I’m sure by all relevant definitions YouTube is – and by far the most popular. It allows people to have followers and subscribers and share content, comment and all of that, but for some reason I put them in a different category than other social networks for 1 key reason – income participation.
All truth be told, I’m not a massive social media guy – I certainly engage with it and use much of it, but I’m certainly not as savvy as the average teenager. What I do know is that major corporations and content creators are approaching social networks in 2 ways – marketing and revenue.
Most of these networks start in the marketing/sharing space and then work on how they can transition to the revenue part – we’ve seen that with Facebook, Twitter, Tumblr, Pinterest and even YouTube.
Once Google acquired YouTube, there was an obvious plan to get the revenue side going, which turned out to be good for everyone. Everyone meaning everyone. Adding the contributors to the process, which allowed the at-home creator to make money, has turned out to be the smartest part of this plan – and why I don’t consider YouTube to be in the same category as some of these other social networks.

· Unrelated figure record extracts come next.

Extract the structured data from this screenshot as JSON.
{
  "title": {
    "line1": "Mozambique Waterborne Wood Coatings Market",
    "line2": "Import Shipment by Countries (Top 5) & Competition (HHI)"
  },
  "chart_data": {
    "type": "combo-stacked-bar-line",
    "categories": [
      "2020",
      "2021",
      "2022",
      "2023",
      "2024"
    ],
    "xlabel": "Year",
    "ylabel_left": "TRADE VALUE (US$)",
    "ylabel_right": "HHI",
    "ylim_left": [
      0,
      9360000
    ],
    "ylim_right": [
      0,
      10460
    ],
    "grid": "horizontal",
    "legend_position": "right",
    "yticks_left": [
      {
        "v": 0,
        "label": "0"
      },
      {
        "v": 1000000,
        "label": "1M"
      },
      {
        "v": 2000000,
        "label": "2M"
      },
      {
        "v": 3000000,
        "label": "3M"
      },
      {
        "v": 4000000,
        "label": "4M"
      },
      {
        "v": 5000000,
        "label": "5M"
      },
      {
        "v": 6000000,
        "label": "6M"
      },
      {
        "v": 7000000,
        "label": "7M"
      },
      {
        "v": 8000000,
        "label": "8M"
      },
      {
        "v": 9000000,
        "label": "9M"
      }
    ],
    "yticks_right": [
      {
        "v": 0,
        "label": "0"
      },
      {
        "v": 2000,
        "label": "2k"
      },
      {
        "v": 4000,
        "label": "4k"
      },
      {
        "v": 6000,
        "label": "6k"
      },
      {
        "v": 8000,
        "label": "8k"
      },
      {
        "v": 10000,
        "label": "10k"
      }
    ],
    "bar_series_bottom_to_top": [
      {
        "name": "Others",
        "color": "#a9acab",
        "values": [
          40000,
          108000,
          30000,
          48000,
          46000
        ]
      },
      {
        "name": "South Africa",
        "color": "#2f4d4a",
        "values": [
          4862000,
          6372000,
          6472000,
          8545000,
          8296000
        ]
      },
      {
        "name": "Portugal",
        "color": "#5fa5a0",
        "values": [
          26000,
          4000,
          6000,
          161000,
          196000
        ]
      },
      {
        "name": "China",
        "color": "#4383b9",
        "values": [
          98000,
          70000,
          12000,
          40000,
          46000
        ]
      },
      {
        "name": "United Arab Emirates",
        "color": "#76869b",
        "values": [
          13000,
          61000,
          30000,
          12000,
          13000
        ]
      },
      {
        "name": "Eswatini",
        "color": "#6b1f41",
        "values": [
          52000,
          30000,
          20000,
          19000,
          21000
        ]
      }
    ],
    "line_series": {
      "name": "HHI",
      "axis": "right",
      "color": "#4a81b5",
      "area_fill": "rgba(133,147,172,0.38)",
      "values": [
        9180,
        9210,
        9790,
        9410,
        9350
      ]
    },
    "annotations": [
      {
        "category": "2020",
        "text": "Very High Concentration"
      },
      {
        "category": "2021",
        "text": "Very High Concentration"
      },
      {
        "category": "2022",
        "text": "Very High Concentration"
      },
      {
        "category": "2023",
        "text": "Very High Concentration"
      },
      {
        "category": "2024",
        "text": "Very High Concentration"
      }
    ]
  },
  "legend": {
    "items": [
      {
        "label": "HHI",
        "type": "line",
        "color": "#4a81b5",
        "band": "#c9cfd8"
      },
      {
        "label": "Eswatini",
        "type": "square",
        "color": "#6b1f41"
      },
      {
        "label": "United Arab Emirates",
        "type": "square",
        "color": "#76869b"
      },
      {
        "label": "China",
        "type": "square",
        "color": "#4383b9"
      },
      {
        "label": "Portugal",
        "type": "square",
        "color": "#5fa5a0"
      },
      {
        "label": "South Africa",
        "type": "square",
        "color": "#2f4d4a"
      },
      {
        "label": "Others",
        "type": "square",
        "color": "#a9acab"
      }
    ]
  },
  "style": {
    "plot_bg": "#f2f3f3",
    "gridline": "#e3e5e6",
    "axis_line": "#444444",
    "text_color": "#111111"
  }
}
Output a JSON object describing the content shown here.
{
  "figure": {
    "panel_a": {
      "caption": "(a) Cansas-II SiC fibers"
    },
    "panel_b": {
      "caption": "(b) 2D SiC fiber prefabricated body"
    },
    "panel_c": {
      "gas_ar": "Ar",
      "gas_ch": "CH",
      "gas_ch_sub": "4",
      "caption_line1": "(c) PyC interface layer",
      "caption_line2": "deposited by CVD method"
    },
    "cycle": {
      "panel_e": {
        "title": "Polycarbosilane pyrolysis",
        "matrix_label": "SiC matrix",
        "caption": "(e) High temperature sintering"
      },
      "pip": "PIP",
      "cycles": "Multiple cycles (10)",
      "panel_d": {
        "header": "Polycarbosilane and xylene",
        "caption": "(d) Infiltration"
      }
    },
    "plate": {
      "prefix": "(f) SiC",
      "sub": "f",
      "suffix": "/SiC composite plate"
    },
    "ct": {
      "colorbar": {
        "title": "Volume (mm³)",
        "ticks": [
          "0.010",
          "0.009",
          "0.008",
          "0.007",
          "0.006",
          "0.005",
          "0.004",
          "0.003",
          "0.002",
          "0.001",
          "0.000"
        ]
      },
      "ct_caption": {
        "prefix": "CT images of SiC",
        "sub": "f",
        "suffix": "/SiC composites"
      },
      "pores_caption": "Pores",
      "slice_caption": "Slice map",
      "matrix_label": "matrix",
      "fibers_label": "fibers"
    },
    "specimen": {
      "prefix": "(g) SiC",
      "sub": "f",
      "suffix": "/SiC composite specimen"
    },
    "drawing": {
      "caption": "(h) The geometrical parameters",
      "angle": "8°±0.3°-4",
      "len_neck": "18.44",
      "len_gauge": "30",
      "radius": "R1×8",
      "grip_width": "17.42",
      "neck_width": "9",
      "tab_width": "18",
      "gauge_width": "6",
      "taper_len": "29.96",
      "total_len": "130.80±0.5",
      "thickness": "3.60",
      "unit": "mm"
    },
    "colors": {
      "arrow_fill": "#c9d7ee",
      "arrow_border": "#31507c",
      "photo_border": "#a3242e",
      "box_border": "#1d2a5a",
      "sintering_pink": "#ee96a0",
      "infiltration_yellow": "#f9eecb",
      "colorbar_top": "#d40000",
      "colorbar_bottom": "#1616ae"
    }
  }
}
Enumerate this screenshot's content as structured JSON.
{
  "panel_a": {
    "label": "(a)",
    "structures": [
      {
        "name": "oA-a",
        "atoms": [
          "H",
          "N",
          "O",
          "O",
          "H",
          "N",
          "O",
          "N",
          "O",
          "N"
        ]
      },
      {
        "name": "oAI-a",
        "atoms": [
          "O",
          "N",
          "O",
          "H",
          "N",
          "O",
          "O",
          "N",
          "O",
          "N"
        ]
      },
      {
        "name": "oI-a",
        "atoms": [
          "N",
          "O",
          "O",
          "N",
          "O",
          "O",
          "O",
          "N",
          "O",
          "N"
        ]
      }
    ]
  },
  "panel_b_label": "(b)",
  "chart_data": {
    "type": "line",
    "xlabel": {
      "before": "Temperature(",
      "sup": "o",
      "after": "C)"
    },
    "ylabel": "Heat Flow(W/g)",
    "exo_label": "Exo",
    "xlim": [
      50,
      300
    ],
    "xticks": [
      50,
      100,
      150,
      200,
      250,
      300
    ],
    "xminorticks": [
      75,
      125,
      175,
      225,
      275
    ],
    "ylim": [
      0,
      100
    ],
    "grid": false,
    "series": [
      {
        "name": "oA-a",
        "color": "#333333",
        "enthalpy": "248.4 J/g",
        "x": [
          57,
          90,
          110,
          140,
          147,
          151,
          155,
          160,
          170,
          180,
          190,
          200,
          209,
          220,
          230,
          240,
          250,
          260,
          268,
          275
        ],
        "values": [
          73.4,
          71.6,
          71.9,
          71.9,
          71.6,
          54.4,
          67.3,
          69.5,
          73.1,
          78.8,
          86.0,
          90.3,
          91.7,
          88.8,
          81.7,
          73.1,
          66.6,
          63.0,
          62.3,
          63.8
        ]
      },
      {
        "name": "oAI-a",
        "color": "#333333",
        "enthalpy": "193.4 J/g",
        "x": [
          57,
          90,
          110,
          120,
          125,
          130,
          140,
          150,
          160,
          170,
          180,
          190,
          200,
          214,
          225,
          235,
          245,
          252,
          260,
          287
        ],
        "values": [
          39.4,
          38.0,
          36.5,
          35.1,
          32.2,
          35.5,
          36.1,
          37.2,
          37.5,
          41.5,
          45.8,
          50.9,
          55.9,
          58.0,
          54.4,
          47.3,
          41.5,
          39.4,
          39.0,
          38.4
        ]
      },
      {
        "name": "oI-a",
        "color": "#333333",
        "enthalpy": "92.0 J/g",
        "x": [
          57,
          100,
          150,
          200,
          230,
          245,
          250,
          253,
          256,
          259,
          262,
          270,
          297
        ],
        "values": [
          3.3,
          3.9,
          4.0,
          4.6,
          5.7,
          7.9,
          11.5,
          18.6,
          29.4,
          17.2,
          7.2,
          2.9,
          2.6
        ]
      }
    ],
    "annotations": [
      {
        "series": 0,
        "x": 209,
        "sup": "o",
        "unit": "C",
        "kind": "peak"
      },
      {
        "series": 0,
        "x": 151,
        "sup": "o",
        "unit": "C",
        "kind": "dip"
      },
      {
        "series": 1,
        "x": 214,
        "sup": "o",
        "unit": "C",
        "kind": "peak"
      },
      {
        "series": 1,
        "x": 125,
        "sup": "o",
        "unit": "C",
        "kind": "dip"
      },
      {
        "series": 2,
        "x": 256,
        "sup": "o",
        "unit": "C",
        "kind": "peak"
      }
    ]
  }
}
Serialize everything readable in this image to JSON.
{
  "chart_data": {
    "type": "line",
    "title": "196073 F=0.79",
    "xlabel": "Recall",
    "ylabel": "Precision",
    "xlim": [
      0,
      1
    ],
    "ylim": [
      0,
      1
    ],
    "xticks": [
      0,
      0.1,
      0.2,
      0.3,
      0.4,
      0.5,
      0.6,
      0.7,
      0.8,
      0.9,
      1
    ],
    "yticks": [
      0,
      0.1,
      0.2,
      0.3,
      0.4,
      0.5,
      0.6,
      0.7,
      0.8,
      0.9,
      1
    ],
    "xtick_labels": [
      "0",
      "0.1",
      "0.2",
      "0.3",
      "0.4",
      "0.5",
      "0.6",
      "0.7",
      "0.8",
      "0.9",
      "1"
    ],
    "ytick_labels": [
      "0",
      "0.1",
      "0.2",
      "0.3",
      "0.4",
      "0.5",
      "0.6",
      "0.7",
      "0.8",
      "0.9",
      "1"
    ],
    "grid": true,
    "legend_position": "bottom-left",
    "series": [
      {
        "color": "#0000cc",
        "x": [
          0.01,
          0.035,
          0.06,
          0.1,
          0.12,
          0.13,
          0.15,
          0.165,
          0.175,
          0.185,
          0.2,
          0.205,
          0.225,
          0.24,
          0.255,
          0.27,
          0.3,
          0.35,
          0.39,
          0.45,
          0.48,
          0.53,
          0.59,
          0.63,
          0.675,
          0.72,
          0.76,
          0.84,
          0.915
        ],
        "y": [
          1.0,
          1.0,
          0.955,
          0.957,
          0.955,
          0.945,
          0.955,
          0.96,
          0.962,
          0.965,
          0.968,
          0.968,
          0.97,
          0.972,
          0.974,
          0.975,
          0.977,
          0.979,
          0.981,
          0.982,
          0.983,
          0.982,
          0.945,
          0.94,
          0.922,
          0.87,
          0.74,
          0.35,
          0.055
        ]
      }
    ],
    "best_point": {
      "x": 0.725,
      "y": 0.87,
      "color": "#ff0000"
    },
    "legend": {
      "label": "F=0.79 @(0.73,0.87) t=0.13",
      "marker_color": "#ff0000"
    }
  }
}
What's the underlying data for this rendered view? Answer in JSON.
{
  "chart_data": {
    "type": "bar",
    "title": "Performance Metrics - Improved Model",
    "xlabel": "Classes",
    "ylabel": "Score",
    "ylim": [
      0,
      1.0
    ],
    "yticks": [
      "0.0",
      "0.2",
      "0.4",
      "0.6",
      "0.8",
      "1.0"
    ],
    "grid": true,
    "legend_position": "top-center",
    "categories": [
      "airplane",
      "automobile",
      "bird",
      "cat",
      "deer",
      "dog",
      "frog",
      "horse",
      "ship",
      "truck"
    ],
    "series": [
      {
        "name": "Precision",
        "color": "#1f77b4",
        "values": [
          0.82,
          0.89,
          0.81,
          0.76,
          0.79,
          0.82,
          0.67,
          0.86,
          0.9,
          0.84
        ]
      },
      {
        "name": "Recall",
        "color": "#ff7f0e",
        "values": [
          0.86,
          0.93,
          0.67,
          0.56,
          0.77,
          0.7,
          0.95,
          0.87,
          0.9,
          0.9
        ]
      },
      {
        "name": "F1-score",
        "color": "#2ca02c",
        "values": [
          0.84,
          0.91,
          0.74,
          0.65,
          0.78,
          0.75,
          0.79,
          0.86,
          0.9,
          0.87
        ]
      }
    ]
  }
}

Look, YT has a few big built in advantages:
1) Video content allows for pre-roll ads that get high CPM rates
2) Google is the largest advertising platform on the planet
3) Google’s adsense business allows for small payments to lots of people
These advantages are the reasons why the professional class is approaching YT in a way that they are not approaching Facebook, Twitter, Tumblr, Pinterest, Instagram and others. They approach it the way businesses approach Amazon – as a retail platform.
For the pros, and that includes independent artists, other social networks have been used to gather up fans and message them to engage with you, either to purchase something (like this picture of clothes on Pinterest – click here to buy) or to do something (hey Facebook friends, my band is playing on Thursday in Chicago).
Think about it this way – American Idol’s Facebook page has nearly 12M likes – that’s a ton. They have lots of content on the page – selfies, updates, questions for the fans – and then embedded YouTube videos with highlights from the show with advertising around them.
From a marketing/sharing perspective – AI uses Facebook to communicate. Then they use YouTube to showcase and monetize.
Example #2 – Smosh – one of the biggest YouTube stars, who makes tons of money on his videos through YouTube. He has 2M followers on Twitter – and I’m sure there’s some money making going on for sponsored Tweets, etc. But for the most part – it’s being used to drive fans to YouTube videos where he monetizes.
YouTube has become a destination that accomplishes both – come watch this video of my song, movie, ad, standup and while you watch, I get paid.
To me – that’s more than a social network – that’s business.